The schilling was the official currency of Austria from 1925 to 1938 and from 1945 to 1999. The official currency symbol: S or öS. The first schilling was established in 1924, after the pronouncement of the Schilling Act. The following year the Oesterreichische Nationalbank issued coins in denominations of 1, 2, 10 groschen, and ½ and 1 schilling, followed by 5 groschen in 1931, 50 groschen, and 1 and 5 schilling in 1934.

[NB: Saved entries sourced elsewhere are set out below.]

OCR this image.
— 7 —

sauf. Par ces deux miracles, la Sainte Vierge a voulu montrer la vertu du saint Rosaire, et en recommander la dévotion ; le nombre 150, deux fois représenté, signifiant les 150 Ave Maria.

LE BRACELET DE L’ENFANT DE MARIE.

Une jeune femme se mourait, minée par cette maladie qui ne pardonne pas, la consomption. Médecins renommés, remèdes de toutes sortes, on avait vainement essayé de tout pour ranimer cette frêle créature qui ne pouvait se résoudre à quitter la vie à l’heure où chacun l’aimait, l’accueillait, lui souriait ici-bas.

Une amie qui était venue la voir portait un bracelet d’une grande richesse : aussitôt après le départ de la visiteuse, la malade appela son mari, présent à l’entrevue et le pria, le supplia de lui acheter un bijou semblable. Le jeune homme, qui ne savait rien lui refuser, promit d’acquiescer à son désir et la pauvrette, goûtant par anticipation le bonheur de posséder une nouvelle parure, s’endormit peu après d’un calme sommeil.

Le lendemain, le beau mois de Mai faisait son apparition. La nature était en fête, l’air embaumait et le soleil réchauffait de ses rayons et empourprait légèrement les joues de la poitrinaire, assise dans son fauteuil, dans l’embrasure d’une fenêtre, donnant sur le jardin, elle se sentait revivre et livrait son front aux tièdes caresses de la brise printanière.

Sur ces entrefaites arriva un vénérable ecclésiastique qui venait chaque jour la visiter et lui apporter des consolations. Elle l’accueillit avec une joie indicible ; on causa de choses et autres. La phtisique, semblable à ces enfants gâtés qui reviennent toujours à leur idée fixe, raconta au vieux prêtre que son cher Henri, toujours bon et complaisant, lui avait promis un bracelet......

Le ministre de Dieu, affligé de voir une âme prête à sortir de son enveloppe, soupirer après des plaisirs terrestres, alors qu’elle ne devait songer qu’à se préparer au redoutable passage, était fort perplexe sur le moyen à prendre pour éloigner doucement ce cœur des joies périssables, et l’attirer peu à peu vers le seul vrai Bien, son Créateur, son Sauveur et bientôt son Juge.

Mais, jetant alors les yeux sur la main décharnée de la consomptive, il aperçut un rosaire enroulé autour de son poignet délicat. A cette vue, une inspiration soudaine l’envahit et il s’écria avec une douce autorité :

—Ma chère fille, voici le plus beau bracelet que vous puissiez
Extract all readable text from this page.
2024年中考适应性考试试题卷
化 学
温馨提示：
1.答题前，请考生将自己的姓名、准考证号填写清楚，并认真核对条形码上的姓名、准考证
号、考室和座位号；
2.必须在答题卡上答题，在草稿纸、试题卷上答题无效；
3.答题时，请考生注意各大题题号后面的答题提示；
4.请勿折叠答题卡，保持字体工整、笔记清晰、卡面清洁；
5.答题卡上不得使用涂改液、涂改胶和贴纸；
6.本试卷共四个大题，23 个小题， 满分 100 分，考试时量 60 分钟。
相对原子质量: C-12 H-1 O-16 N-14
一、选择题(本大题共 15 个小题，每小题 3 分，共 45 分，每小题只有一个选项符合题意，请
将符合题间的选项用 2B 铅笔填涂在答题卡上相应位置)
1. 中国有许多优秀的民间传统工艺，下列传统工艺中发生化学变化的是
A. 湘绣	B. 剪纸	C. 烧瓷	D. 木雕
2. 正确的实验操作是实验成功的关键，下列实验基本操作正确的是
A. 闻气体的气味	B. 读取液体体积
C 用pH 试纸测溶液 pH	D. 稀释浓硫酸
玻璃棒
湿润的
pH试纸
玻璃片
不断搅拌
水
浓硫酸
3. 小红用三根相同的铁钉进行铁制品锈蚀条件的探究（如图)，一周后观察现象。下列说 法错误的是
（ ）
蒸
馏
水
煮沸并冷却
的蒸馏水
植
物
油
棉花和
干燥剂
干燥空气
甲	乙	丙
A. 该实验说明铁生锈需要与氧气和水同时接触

Then in the wake of Germany’s annexation of Austria in 1938, the schilling was abolished. After World War II, Allied Military reintroduced the schilling in 1945. Coins in denominations of 1, 2, 5, 10, 20, and 50 groschen, and 1, 2, and 5 schilling were emitted between 1947 and 1952. The 10 schilling coin was introduced in 1957, followed by the 50 groschen and 1 schilling in 1959, and the 5 schilling coin the following year. The 20 schilling coin was introduced to replace the banknote in 1980; however, the banknote and coin circulated at par for a couple of years.
Because of the collapse of the Bretton Woods system (Bretton Woods Agreement of 1944: established the rules for trade and financial relations between the United States, Canada, Western European countries, Australia, and Japan) in 1971, the shilling had tied to a series of different currencies, a situation that ended in 1976, when it was tied to the German mark.
The euro became the official currency of Austria in 1999; however, the euro coins and notes were not introduced until 2002. Old shilling coins and banknotes were gradually withdrawn from circulation; those valid during the introduction of the euro can be exchanged for euros at any branch of the Oesterreichische Nationalbank indefinitely.
The 2 Austrian groschen coin front design features the denomination, the country’s name, and the issue date. The reverse of the coin presents the National Coat of Arms. This coin is part of the 1950 – 1994 series, its rim is plain, and its color is silver.